Traders are obliged to actively seek out any signs of attempted money laundering. These may include prices set at a rate significantly different from conventional market values or notable losses on resale, the movement of money lacking verifiable sources or the acquisition of profits in the absence of appropriate costs. The only group still entitled to keep their suspicions about money laundering to themselves are lawyers defending their clients in court proceedings.
This comes on top of recent tough legislation that compels a widely defined group including gamblers and international travellers handling as little as 1 million forints (US$4,350) in cash to make verifiable financial declarations identifying the origin of their assets.
All remaining anonymous ("numbered") bank accounts, bonds and other savings schemes are being re-coded with their owners' identity established and scrutinised. Personal information thus gathered by the police is used in investigations of organised crime.
"Money laundering is an expensive business," observes Lieutenant Colonel Csaba Molnar, head of the financial task force of the National Organised Crime Directorate.
"It can cost nearly half the dirty money put through the process," he said.
Since its establishment in 1994, his unit has investigated some 16,000 suspicious transactions -- in a country of just 10 million people. The new reporting requirements may well increase that figure considerably.
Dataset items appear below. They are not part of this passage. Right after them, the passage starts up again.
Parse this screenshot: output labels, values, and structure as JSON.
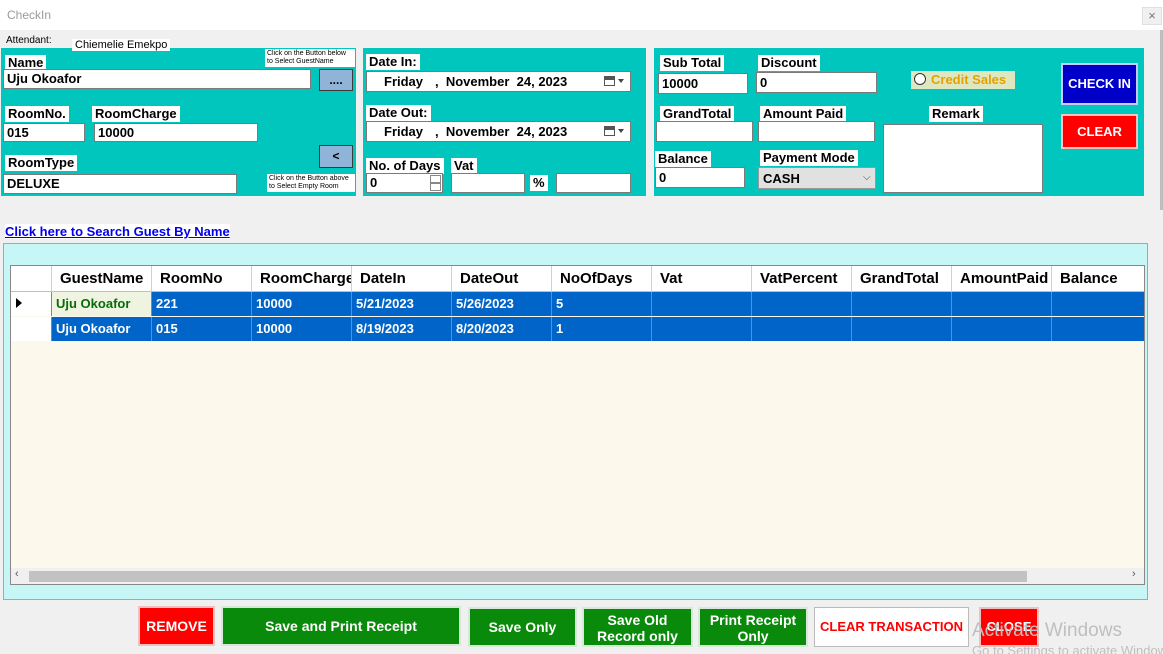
{
  "window": {
    "title": "CheckIn",
    "close_glyph": "×"
  },
  "attendant": {
    "label": "Attendant:",
    "name": "Chiemelie Emekpo"
  },
  "guest": {
    "name_label": "Name",
    "name_value": "Uju Okoafor",
    "select_guest_hint": "Click on the Button below to Select GuestName",
    "select_guest_button": "....",
    "room_no_label": "RoomNo.",
    "room_no_value": "015",
    "room_charge_label": "RoomCharge",
    "room_charge_value": "10000",
    "room_type_label": "RoomType",
    "room_type_value": "DELUXE",
    "select_room_button": "<",
    "select_room_hint": "Click on the Button above to Select Empty Room"
  },
  "dates": {
    "date_in_label": "Date In:",
    "date_in_day": "Friday",
    "date_in_date": ",  November  24, 2023",
    "date_out_label": "Date Out:",
    "date_out_day": "Friday",
    "date_out_date": ",  November  24, 2023",
    "days_label": "No. of Days",
    "days_value": "0",
    "vat_label": "Vat",
    "vat_value": "",
    "percent_symbol": "%",
    "vat_percent_value": ""
  },
  "billing": {
    "subtotal_label": "Sub Total",
    "subtotal_value": "10000",
    "discount_label": "Discount",
    "discount_value": "0",
    "credit_sales_label": "Credit Sales",
    "grandtotal_label": "GrandTotal",
    "grandtotal_value": "",
    "amount_paid_label": "Amount Paid",
    "amount_paid_value": "",
    "remark_label": "Remark",
    "remark_value": "",
    "balance_label": "Balance",
    "balance_value": "0",
    "payment_mode_label": "Payment Mode",
    "payment_mode_value": "CASH"
  },
  "actions": {
    "check_in": "CHECK IN",
    "clear": "CLEAR"
  },
  "search_link": "Click here to Search Guest By Name ",
  "table": {
    "columns": [
      "GuestName",
      "RoomNo",
      "RoomCharge",
      "DateIn",
      "DateOut",
      "NoOfDays",
      "Vat",
      "VatPercent",
      "GrandTotal",
      "AmountPaid",
      "Balance"
    ],
    "rows": [
      [
        "Uju Okoafor",
        "221",
        "10000",
        "5/21/2023",
        "5/26/2023",
        "5",
        "",
        "",
        "",
        "",
        ""
      ],
      [
        "Uju Okoafor",
        "015",
        "10000",
        "8/19/2023",
        "8/20/2023",
        "1",
        "",
        "",
        "",
        "",
        ""
      ]
    ]
  },
  "footer": {
    "remove": "REMOVE",
    "save_print": "Save and Print Receipt",
    "save_only": "Save Only",
    "save_old_1": "Save Old",
    "save_old_2": "Record only",
    "print_only_1": "Print Receipt",
    "print_only_2": "Only",
    "clear_transaction": "CLEAR TRANSACTION",
    "close": "CLOSE"
  },
  "watermark": {
    "line1": "Activate Windows",
    "line2": "Go to Settings to activate Windows."
  },
  "colors": {
    "panel": "#00c6be",
    "selected_row": "#0064c8",
    "credit_sales": "#e8a000",
    "check_in_bg": "#0000c8",
    "danger": "#ff0000",
    "save_green": "#0a8a0a"
  }
}
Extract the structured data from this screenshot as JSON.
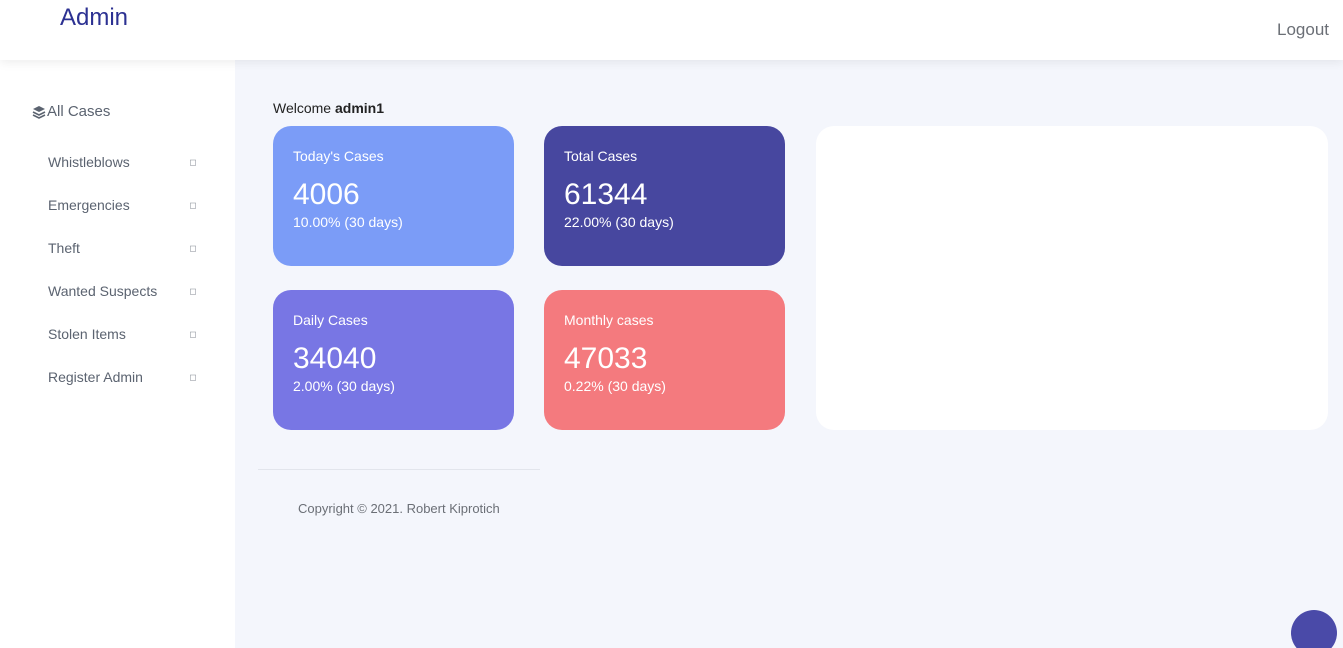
{
  "header": {
    "brand": "Admin",
    "logout_label": "Logout"
  },
  "sidebar": {
    "title": "All Cases",
    "title_icon": "layers-icon",
    "items": [
      {
        "label": "Whistleblows",
        "icon": "chevron-icon"
      },
      {
        "label": "Emergencies",
        "icon": "chevron-icon"
      },
      {
        "label": "Theft",
        "icon": "chevron-icon"
      },
      {
        "label": "Wanted Suspects",
        "icon": "chevron-icon"
      },
      {
        "label": "Stolen Items",
        "icon": "chevron-icon"
      },
      {
        "label": "Register Admin",
        "icon": "chevron-icon"
      }
    ]
  },
  "main": {
    "welcome_prefix": "Welcome",
    "username": "admin1",
    "cards": [
      {
        "title": "Today's Cases",
        "value": "4006",
        "change": "10.00% (30 days)",
        "color": "#7b9cf7"
      },
      {
        "title": "Total Cases",
        "value": "61344",
        "change": "22.00% (30 days)",
        "color": "#47479f"
      },
      {
        "title": "Daily Cases",
        "value": "34040",
        "change": "2.00% (30 days)",
        "color": "#7876e4"
      },
      {
        "title": "Monthly cases",
        "value": "47033",
        "change": "0.22% (30 days)",
        "color": "#f47a7e"
      }
    ]
  },
  "footer": {
    "copyright": "Copyright © 2021. Robert Kiprotich"
  },
  "colors": {
    "brand": "#2c3192",
    "background": "#f4f6fc",
    "fab": "#4a4aa8"
  }
}
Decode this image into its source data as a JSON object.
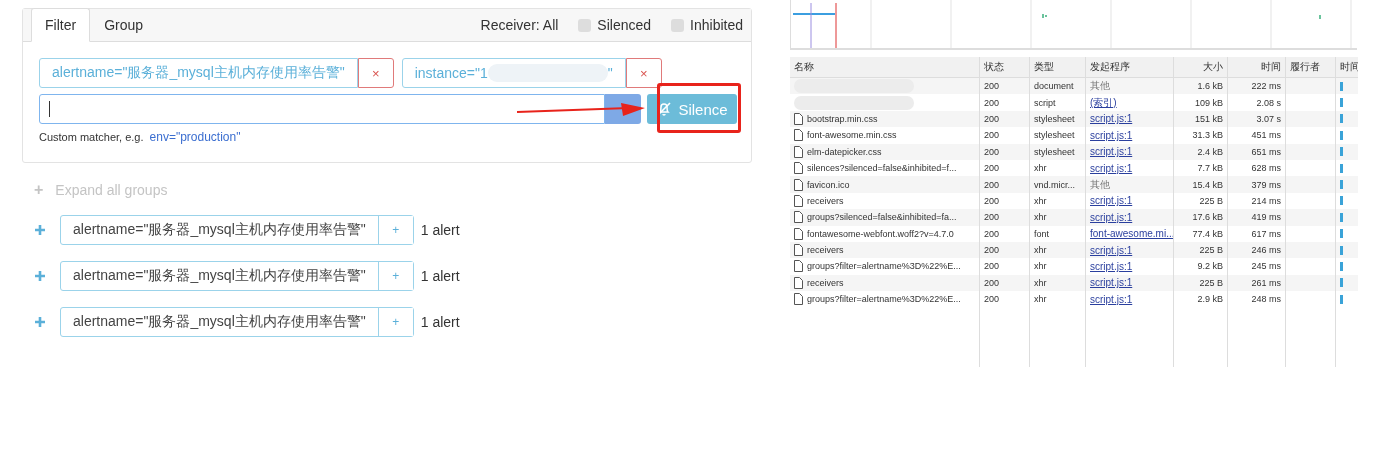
{
  "filter_panel": {
    "tabs": [
      {
        "label": "Filter",
        "selected": true
      },
      {
        "label": "Group",
        "selected": false
      }
    ],
    "receiver": "Receiver: All",
    "checkboxes": [
      {
        "label": "Silenced",
        "checked": false
      },
      {
        "label": "Inhibited",
        "checked": false
      }
    ],
    "matchers": [
      {
        "text_start": "alertname=\"服务器_mysql主机内存使用率告警\"",
        "blurred": false,
        "remove": "×"
      },
      {
        "text_start": "instance=\"1",
        "blurred": true,
        "text_end": "\"",
        "remove": "×"
      }
    ],
    "silence_button": "Silence",
    "hint": "Custom matcher, e.g.",
    "hint_example": "env=\"production\""
  },
  "expand_all": {
    "icon": "+",
    "label": "Expand all groups",
    "disabled": true
  },
  "groups": [
    {
      "label": "alertname=\"服务器_mysql主机内存使用率告警\"",
      "add": "+",
      "count": "1 alert"
    },
    {
      "label": "alertname=\"服务器_mysql主机内存使用率告警\"",
      "add": "+",
      "count": "1 alert"
    },
    {
      "label": "alertname=\"服务器_mysql主机内存使用率告警\"",
      "add": "+",
      "count": "1 alert"
    }
  ],
  "network": {
    "columns": [
      "名称",
      "状态",
      "类型",
      "发起程序",
      "大小",
      "时间",
      "履行者",
      "时间"
    ],
    "rows": [
      {
        "blurred": true,
        "status": "200",
        "type": "document",
        "initiator": "其他",
        "initiator_link": false,
        "size": "1.6 kB",
        "time": "222 ms"
      },
      {
        "blurred": true,
        "status": "200",
        "type": "script",
        "initiator": "(索引)",
        "initiator_link": true,
        "size": "109 kB",
        "time": "2.08 s"
      },
      {
        "blurred": false,
        "name": "bootstrap.min.css",
        "status": "200",
        "type": "stylesheet",
        "initiator": "script.js:1",
        "initiator_link": true,
        "size": "151 kB",
        "time": "3.07 s"
      },
      {
        "blurred": false,
        "name": "font-awesome.min.css",
        "status": "200",
        "type": "stylesheet",
        "initiator": "script.js:1",
        "initiator_link": true,
        "size": "31.3 kB",
        "time": "451 ms"
      },
      {
        "blurred": false,
        "name": "elm-datepicker.css",
        "status": "200",
        "type": "stylesheet",
        "initiator": "script.js:1",
        "initiator_link": true,
        "size": "2.4 kB",
        "time": "651 ms"
      },
      {
        "blurred": false,
        "name": "silences?silenced=false&inhibited=f...",
        "status": "200",
        "type": "xhr",
        "initiator": "script.js:1",
        "initiator_link": true,
        "size": "7.7 kB",
        "time": "628 ms"
      },
      {
        "blurred": false,
        "name": "favicon.ico",
        "status": "200",
        "type": "vnd.micr...",
        "initiator": "其他",
        "initiator_link": false,
        "size": "15.4 kB",
        "time": "379 ms"
      },
      {
        "blurred": false,
        "name": "receivers",
        "status": "200",
        "type": "xhr",
        "initiator": "script.js:1",
        "initiator_link": true,
        "size": "225 B",
        "time": "214 ms"
      },
      {
        "blurred": false,
        "name": "groups?silenced=false&inhibited=fa...",
        "status": "200",
        "type": "xhr",
        "initiator": "script.js:1",
        "initiator_link": true,
        "size": "17.6 kB",
        "time": "419 ms"
      },
      {
        "blurred": false,
        "name": "fontawesome-webfont.woff2?v=4.7.0",
        "status": "200",
        "type": "font",
        "initiator": "font-awesome.mi...",
        "initiator_link": true,
        "size": "77.4 kB",
        "time": "617 ms"
      },
      {
        "blurred": false,
        "name": "receivers",
        "status": "200",
        "type": "xhr",
        "initiator": "script.js:1",
        "initiator_link": true,
        "size": "225 B",
        "time": "246 ms"
      },
      {
        "blurred": false,
        "name": "groups?filter=alertname%3D%22%E...",
        "status": "200",
        "type": "xhr",
        "initiator": "script.js:1",
        "initiator_link": true,
        "size": "9.2 kB",
        "time": "245 ms"
      },
      {
        "blurred": false,
        "name": "receivers",
        "status": "200",
        "type": "xhr",
        "initiator": "script.js:1",
        "initiator_link": true,
        "size": "225 B",
        "time": "261 ms"
      },
      {
        "blurred": false,
        "name": "groups?filter=alertname%3D%22%E...",
        "status": "200",
        "type": "xhr",
        "initiator": "script.js:1",
        "initiator_link": true,
        "size": "2.9 kB",
        "time": "248 ms"
      }
    ]
  }
}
That is in line with the demands of the Financial Action Task Force, which is coordinating the global drive against money laundering. It was founded in 1989 to lead the fight against organised criminals dealing in drugs, weapons and other contraband by enabling investigators to follow the money trail back to the traffickers. Its original 40 recommendations on tracing dirty cash still form the basis of financial regulation worldwide. The group's profile rose after the terrorist attacks on America on Sept. 11. The task force then issued eight additional recommendations focused on terrorist finance.
This year's revision of the so-called "40+8" recommendations further tightens the net by extending to non-financial institutions the obligation of reporting suspicious deals. East Europeans think that the same measures can net the Russian mafia. If they are right, the whole world will benefit.
Thomas Land is an author and foreign correspondent who writes on global affairs.